The original complex at 240 temples. The three big ones were dedicated to Shiva, Bramah and Vishnu with 3 slightly smaller temples dedicated to their mounts. An additional 10 small shrines are located on the 4 cardinal directions inside the wall. The majority of the temples (224) were placed in four concentric rings around the wall. Smart people like to debate why and what it represents. I won’t go into that for fear of the smart people.
To show respect to the temple, everyone wears a wrap skirt, much like a sarong. Because most tourists don’t have this on hand, they have bunches. As you walk through the ticket booth, they wrap a strip of fabric around your waist and tie it, mostly without speaking. If I hadn’t known ahead of time about the respect thing, it would have been a bit abrupt and abrasive. As it was, I found it funny.
The approach to the temple is startling. Though you can see the temple in the distance, it sneaks up on you when you come out of the ticket booth. Its like you were far away and by crossing into the ticket booth, you teleport much closer.

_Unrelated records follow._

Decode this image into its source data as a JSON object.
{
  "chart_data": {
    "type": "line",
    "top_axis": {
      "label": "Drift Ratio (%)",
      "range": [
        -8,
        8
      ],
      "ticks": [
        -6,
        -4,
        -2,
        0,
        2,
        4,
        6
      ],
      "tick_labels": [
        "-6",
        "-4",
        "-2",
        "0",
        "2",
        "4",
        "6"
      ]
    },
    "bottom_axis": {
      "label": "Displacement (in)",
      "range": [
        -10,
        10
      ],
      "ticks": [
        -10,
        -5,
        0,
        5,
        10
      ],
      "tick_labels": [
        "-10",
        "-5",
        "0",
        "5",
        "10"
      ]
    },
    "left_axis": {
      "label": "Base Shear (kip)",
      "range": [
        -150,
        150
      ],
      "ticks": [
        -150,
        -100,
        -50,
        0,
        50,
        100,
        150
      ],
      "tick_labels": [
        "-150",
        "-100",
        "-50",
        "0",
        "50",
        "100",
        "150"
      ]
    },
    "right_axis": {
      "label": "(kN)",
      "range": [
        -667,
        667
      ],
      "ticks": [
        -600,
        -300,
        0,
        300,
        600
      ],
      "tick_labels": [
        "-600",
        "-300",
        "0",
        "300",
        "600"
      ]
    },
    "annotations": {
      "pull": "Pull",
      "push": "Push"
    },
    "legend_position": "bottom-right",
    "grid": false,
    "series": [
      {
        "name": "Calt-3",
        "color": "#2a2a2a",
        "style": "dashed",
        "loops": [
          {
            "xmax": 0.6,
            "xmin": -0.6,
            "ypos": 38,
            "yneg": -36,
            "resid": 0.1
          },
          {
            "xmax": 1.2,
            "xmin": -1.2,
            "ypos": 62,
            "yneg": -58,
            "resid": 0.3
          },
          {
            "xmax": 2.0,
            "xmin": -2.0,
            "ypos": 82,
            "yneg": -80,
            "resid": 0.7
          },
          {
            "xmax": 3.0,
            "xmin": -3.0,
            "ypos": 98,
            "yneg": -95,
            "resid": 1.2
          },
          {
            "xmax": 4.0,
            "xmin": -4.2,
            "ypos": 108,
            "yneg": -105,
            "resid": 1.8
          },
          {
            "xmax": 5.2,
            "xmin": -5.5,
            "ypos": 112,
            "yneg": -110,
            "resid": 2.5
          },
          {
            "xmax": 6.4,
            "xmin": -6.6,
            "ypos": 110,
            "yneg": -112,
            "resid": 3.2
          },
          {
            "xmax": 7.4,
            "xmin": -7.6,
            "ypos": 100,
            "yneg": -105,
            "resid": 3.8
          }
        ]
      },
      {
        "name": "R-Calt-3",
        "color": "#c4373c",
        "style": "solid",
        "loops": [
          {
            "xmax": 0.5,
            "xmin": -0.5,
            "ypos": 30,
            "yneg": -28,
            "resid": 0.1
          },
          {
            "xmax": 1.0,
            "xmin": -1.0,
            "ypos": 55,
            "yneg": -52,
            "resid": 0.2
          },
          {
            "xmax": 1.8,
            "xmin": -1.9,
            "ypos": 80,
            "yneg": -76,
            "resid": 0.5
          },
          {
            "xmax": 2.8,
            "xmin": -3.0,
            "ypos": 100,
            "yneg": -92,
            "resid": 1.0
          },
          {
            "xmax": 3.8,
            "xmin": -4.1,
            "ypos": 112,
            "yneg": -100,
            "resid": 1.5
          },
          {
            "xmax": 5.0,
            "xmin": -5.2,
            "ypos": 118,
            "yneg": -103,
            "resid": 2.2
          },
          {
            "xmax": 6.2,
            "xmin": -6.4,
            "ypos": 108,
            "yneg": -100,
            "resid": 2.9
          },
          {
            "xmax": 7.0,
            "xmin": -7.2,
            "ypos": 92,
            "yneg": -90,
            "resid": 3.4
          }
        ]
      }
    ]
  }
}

|The extremely detailed carving was gorgeous and very
There are two main areas in Prambanan. The first is the area is enclosed in a fence and holds thousands of blocks. The blocks were once a part of different temples, but the temples have fallen or been dismantled. In many cases, the foundation of the temples is still standing, but there is no information about what it once looked like. Instead, the blocks are stacked in neat piles in hopes that there can be more reconstruction in the future if new information comes to light.
The second area is the main temple. A ten foot wall surrounds it, though the ground on the inside has been raised about six feet, making the whole thing tower even further above the surrounding countryside. The ground is packed, dusty dirt that kicks up puffs with every footfall. The temple itself is actually a collection of buildings, not one large complex. The three main buildings are dedicated to Vishnu, Shiva and Brahma with smaller buildings dedicated to minor Hindu deities.
|The wall marking the inner sanctum and the
piles of stones where once there were temples
Again, the carvings are spectacular. Unlike Prambanan, the carvings don’t cover every surface, just almost every surface. The carvings here seem to be meant to help the visitor read the stories on the wall as they pass through the temple. They felt more accessible to the common man. Also, they had excellent gargoyles.
In both temples, drainage was worked into the fundamental architecture. I realize that the architectural knowledge involved in creating the temples is immense, but this touch really drove it home for me. People who planned for appropriate drainage and built their statues to elegantly control water flow are people who have truly mastered the forms they are working with.
These are beautiful creations that show the master works of hundreds of craftsman. They are to be revered for their historical and cultural significance. These places show the best of humanity, the best of what people can do when we work together and create.
By the end of the day, I was in temple overload. I stopped being able to appreciate all of that. All I wanted was a nap and a plate of food.